Thanks waste. What I think is important is to look out for corrosion in both salt and non-salt pools and to take careful measurements of water chemistry parameters when such corrosion is found. We don't want to bias ourselves by only "looking" for corrosion in salt pools. I knew about your response to one of the two corrosion links I had, but didn't know about the other. Thanks for those references -- every piece of information helps to put the puzzle together, including the reference to avoiding sulfates (dry acid) in some situations.
I reread this statement from the EPA document that I quoted earlier, and this time am including a different section in bold.

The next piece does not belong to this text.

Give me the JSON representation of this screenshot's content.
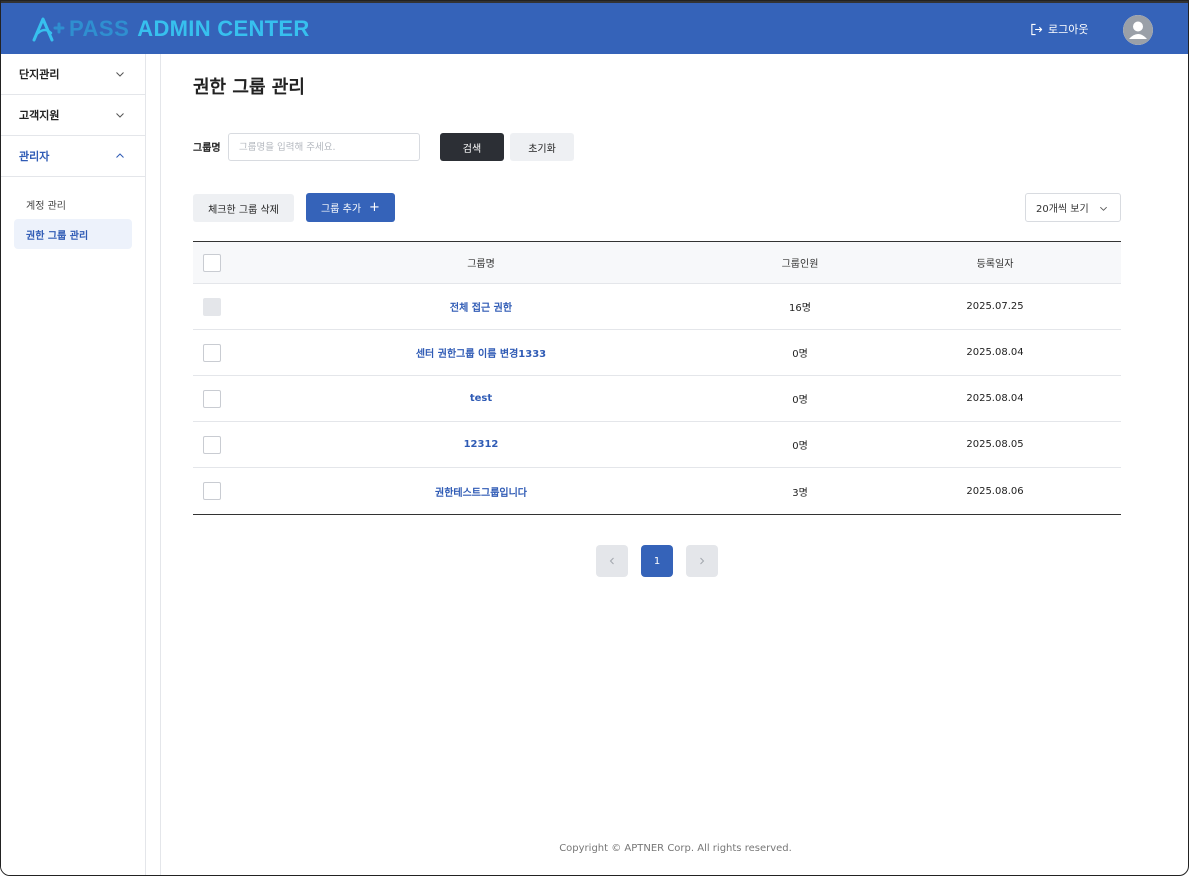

Non-halide salts have little effect on stainless steels, but chlorides particularly tend to promote pitting, crevice corrosion, and stress-corrosion cracking. In some cases sulfates seem to aggravate the effects of chlorides. Chlorides present in amounts as little of 0.3% with sulfates present can produce severe corrosion. Even quite low concentrations of chlorides can cause corrosion when concentrated by occlusion in surface films. Oxidizing chlorides such as ferric or cupric chloride are specific for severe pitting, although halide salts can cause severe pitting and stress corrosion cracking. The austenitic stainless steels are, however, the most susceptible of all the stainless steels to “chloride” stress corrosion cracking.
The term "oxidizing chlorides" may not be a specific issue with having only compounds of chloride. It may also occur with the combination of a strong oxidizer in the presence of chloride, but this is just my speculation. Interestingly, the "ferric" form of iron is indeed an oxidizer with a rather high (standard) reduction potential of +0.771V while the "cupric" form of copper is a much weaker oxidizer with a low reduction potential of +0.3419V. By comparison, oxygen has a very high reduction potential of +1.229V while hypochlorous acid has an even higher reduction potential of +1.482V. One can only compare these potentials from a molar equivalent basis and in actual pool water the actual potentials (based on actual concentrations or activities) are completely dominated by hypochlorous acid (hypochlorite ion is tied to this as well, with a lower +0.81V molar reduction potential) followed by dissolved oxygen. In other words, there may be a very strong effect between chlorides and both sulfates and oxidizers (e.g. chlorine) in terms of severe corrosion (pitting) of stainless steel. The reference to "halide salts" would include sodium chloride (and other metals with chloride, including iron and copper already mentioned), but this paragraph from the EPA is wholly qualitative and not quantitative and therefore unsatisfactory. It can guide us for what questions to ask, but does not give us specific answers.